My above synopsis of our trip gives the general idea of what we went through on our little weekend in the woods, and I can honestly say it changed me. I’ve never really been opposed to camping but I was never one to drop everything and head to the woods for a weekend away from society. (One of the main reasons being that the idea of being alone in the woods scares the heck out of me- got over that real quick). As the weekend went on we hit some road blocks and adapted and it was actually really fun to try to figure out what to do when neither of us had ever been avid campers. Plus the trip seemed completely worthwhile when we spent three days trying something new for only $75. (Add in food and it was closer to $150, but still that’s still pretty thrifty price if you ask me). Anyway, this weekend made something crystal clear: you never really know what you like or don’t like, or what you can really do.
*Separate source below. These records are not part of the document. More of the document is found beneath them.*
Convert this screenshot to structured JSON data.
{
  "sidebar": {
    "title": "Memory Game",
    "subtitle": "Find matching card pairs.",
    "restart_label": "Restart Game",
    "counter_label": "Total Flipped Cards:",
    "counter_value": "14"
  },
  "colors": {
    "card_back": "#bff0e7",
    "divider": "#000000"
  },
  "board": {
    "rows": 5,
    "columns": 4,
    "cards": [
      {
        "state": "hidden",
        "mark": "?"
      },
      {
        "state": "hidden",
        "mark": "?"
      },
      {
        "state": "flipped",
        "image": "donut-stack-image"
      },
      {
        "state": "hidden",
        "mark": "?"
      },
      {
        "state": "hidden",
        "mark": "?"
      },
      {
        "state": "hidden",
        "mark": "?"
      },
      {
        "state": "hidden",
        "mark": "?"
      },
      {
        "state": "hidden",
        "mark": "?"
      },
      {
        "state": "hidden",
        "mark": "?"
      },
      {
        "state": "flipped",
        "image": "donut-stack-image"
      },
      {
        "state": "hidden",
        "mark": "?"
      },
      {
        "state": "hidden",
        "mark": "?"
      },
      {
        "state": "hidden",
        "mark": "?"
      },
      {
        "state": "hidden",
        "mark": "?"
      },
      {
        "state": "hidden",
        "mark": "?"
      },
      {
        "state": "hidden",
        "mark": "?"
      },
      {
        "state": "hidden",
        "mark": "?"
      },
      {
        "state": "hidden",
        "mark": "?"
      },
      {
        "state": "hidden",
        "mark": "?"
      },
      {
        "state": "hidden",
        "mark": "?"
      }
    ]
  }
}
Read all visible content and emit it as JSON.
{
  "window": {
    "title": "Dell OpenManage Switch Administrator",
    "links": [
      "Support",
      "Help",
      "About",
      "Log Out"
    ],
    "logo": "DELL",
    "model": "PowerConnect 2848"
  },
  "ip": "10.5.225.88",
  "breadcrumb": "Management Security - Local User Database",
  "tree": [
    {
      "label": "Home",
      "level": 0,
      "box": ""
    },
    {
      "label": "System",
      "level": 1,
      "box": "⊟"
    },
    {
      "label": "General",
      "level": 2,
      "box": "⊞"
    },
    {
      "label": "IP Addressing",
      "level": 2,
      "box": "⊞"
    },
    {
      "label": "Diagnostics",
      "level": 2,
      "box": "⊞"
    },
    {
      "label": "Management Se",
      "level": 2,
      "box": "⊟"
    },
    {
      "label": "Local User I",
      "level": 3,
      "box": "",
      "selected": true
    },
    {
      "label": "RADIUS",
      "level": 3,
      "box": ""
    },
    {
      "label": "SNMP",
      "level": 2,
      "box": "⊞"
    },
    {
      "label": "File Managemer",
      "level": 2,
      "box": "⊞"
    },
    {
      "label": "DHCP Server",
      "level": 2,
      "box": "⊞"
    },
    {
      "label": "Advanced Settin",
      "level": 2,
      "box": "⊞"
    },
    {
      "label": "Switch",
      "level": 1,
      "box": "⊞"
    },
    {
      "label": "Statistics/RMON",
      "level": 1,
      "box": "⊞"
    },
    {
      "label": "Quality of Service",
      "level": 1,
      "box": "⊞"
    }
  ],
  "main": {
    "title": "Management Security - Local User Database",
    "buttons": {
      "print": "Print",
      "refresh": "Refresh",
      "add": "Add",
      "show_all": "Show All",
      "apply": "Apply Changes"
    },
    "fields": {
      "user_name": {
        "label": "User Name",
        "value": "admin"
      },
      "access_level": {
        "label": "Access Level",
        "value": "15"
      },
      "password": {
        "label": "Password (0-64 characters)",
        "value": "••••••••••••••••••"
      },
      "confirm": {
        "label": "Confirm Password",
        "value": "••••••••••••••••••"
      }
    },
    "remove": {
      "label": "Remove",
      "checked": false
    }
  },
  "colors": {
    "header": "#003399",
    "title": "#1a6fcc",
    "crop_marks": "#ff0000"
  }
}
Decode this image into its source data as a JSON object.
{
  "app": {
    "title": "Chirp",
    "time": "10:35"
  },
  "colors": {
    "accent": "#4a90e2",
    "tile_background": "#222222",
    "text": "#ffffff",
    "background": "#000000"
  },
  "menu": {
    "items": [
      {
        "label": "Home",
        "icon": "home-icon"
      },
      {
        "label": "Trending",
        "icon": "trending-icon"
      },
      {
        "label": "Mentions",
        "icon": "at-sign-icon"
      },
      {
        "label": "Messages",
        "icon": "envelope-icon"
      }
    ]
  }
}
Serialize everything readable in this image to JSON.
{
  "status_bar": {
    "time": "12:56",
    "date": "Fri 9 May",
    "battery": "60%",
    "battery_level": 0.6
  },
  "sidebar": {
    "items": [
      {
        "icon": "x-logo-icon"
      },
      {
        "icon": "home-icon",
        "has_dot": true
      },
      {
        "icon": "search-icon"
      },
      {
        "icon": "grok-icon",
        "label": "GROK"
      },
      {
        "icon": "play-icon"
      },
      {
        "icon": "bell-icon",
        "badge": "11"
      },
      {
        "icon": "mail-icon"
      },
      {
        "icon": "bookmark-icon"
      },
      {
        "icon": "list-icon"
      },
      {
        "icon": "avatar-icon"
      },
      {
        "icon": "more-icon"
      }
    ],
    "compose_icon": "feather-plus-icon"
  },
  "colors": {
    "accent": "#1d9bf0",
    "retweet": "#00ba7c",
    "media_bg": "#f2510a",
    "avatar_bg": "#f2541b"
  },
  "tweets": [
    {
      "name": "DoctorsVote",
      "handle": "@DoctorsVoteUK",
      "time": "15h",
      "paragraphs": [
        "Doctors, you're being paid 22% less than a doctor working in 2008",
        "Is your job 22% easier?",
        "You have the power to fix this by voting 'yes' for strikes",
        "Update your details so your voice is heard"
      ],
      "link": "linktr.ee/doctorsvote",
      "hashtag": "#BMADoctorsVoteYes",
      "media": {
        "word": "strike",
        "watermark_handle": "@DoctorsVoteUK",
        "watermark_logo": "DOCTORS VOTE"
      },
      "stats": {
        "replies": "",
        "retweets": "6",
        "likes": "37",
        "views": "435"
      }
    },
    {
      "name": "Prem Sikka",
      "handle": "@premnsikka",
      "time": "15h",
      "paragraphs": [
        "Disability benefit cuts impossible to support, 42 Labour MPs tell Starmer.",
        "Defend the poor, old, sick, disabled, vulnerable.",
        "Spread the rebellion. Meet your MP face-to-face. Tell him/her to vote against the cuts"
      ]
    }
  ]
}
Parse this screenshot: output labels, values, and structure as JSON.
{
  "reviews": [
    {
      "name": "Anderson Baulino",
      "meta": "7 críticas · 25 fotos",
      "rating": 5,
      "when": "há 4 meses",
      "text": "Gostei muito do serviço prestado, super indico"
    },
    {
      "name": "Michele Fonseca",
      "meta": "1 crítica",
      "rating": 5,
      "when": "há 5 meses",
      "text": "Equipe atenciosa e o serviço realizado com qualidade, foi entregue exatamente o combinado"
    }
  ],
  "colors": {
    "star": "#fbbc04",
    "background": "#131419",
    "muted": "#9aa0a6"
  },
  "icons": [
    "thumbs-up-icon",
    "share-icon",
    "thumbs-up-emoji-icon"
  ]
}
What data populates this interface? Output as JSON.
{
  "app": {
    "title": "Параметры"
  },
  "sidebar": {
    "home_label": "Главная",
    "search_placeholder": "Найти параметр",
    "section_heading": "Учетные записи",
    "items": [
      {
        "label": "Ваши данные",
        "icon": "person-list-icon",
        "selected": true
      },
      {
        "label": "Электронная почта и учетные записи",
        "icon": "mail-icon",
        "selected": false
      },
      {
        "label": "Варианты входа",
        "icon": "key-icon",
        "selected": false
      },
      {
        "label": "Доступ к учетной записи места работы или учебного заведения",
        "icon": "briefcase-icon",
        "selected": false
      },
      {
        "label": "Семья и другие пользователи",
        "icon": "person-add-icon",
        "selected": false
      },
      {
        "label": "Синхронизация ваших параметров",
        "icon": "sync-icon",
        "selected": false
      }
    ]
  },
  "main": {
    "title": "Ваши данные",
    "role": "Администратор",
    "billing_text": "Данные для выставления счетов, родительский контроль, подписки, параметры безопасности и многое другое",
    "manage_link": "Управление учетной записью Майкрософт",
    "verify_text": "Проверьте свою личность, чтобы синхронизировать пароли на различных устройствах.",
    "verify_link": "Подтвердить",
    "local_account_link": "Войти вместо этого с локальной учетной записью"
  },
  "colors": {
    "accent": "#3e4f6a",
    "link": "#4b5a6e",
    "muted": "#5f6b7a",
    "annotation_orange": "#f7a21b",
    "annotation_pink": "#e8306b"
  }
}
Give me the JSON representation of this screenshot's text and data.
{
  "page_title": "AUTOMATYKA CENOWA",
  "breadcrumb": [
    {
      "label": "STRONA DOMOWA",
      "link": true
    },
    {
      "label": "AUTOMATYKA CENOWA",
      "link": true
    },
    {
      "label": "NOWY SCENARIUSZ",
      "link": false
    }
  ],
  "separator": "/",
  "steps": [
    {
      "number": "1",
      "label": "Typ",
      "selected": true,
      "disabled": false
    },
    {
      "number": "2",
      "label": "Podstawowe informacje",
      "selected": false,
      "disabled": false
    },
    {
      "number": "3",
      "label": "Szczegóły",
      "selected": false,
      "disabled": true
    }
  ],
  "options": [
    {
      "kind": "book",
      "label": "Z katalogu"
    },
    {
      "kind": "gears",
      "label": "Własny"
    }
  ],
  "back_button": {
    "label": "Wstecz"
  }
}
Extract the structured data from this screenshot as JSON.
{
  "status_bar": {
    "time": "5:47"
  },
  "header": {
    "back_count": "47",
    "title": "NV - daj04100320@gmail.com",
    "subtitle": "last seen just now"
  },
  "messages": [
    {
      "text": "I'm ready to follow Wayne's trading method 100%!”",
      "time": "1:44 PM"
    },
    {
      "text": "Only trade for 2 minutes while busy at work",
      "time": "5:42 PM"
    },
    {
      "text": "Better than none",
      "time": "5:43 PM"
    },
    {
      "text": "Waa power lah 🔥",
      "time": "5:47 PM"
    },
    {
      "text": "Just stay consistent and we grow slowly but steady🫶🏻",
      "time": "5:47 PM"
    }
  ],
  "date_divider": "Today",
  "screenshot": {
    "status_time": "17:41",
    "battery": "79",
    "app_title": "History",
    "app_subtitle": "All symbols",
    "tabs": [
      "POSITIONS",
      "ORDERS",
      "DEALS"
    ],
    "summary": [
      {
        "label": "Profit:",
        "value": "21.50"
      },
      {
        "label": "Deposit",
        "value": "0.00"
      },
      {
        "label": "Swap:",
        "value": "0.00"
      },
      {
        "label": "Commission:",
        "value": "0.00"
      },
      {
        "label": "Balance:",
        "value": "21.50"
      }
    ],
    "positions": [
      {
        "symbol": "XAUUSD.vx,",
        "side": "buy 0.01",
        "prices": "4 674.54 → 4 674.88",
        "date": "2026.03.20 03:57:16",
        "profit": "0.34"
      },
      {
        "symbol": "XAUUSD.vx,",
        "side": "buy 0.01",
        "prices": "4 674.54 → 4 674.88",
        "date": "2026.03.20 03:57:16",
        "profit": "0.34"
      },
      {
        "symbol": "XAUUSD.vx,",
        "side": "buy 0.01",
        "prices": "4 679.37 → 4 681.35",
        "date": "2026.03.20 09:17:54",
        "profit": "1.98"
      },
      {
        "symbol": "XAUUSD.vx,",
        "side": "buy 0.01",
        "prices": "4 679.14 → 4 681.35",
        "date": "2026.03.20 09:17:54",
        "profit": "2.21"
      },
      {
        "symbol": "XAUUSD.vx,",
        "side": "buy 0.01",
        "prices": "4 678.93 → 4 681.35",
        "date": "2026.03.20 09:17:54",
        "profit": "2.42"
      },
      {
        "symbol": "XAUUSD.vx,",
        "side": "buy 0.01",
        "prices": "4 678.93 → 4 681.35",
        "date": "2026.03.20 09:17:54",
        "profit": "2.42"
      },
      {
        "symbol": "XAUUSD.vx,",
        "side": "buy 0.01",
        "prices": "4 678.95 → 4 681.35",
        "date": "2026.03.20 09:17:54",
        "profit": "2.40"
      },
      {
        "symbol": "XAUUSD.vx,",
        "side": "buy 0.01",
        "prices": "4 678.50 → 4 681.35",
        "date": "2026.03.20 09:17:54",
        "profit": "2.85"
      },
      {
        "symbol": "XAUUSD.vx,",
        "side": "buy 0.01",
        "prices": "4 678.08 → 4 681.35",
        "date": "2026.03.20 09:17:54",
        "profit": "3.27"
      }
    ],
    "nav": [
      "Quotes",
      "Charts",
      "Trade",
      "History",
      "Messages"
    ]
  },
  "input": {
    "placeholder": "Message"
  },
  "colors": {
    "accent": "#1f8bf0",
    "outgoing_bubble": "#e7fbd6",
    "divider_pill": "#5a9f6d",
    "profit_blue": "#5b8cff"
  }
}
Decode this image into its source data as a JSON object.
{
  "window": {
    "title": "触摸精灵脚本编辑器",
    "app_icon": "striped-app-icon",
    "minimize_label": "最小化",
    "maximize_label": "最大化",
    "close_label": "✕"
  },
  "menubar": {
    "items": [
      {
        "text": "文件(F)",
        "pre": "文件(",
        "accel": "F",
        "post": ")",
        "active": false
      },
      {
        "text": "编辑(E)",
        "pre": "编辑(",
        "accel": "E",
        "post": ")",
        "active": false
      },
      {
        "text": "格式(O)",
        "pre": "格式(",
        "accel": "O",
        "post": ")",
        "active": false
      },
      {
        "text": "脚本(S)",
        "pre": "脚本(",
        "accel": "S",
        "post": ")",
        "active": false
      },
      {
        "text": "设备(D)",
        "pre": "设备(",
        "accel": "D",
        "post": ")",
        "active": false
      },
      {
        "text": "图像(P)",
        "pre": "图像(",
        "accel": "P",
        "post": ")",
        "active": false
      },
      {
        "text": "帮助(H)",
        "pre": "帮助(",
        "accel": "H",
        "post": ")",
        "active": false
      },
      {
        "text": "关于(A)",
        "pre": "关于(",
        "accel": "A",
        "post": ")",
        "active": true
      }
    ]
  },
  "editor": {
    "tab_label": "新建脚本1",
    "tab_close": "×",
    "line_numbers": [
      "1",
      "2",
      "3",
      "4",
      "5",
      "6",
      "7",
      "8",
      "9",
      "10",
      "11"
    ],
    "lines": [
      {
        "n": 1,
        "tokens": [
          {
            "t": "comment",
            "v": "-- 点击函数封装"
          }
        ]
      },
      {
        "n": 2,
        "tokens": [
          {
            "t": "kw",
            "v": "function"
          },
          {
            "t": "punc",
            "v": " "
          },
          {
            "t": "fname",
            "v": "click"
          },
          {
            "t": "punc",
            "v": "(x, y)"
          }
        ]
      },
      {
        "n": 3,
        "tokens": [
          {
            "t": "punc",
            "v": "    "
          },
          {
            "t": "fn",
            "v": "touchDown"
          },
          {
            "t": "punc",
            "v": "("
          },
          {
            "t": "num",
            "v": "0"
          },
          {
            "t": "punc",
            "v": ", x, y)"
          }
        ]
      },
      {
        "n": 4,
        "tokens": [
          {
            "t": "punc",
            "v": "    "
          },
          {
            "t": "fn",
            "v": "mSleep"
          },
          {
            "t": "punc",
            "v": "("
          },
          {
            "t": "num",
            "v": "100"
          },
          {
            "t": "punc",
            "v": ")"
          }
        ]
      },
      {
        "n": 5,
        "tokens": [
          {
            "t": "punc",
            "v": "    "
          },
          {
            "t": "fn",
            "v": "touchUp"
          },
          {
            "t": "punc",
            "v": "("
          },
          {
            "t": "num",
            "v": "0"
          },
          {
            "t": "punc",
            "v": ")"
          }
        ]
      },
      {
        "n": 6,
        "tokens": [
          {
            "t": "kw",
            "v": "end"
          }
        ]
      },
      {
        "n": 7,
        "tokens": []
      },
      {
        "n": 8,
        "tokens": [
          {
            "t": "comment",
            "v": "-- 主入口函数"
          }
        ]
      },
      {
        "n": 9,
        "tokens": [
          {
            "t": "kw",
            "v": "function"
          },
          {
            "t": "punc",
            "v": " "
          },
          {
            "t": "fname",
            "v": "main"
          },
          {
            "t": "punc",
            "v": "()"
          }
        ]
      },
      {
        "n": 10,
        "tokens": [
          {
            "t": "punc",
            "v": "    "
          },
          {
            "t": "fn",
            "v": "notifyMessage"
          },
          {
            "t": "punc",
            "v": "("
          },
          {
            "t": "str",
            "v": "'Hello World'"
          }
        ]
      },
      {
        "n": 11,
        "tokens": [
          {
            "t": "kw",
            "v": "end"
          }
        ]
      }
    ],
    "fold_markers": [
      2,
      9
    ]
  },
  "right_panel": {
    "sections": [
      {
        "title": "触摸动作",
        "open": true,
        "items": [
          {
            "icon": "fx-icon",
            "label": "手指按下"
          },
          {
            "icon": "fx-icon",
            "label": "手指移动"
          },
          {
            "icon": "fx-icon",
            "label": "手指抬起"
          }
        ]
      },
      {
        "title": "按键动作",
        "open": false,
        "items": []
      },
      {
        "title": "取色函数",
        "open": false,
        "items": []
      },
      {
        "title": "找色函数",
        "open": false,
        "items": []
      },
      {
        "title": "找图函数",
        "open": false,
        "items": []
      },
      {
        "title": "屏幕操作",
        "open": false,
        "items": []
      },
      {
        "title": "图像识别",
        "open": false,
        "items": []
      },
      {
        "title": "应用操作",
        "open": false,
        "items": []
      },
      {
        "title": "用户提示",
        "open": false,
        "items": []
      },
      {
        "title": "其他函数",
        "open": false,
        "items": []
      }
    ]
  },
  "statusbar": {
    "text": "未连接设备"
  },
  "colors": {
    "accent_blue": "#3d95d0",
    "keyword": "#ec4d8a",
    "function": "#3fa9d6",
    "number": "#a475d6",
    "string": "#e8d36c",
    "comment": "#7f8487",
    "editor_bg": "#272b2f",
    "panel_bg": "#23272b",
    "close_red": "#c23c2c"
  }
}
It took me to actually GO camping out in the woods with the responsibilities of packing supplies and food and working around the unexpected to realize that doing all of it was quite fun. So fun in fact that we will be going again this year. I suppose that part of this positive experience has something to do with the fact I had a great person to go with who loves adventure just as much as I do, but also the fact that I kept an open mind the whole way there. For someone who hates bugs and the dark that’s saying something. The point is try something new! You might think you’ll hate it, but I think you might surprise yourself.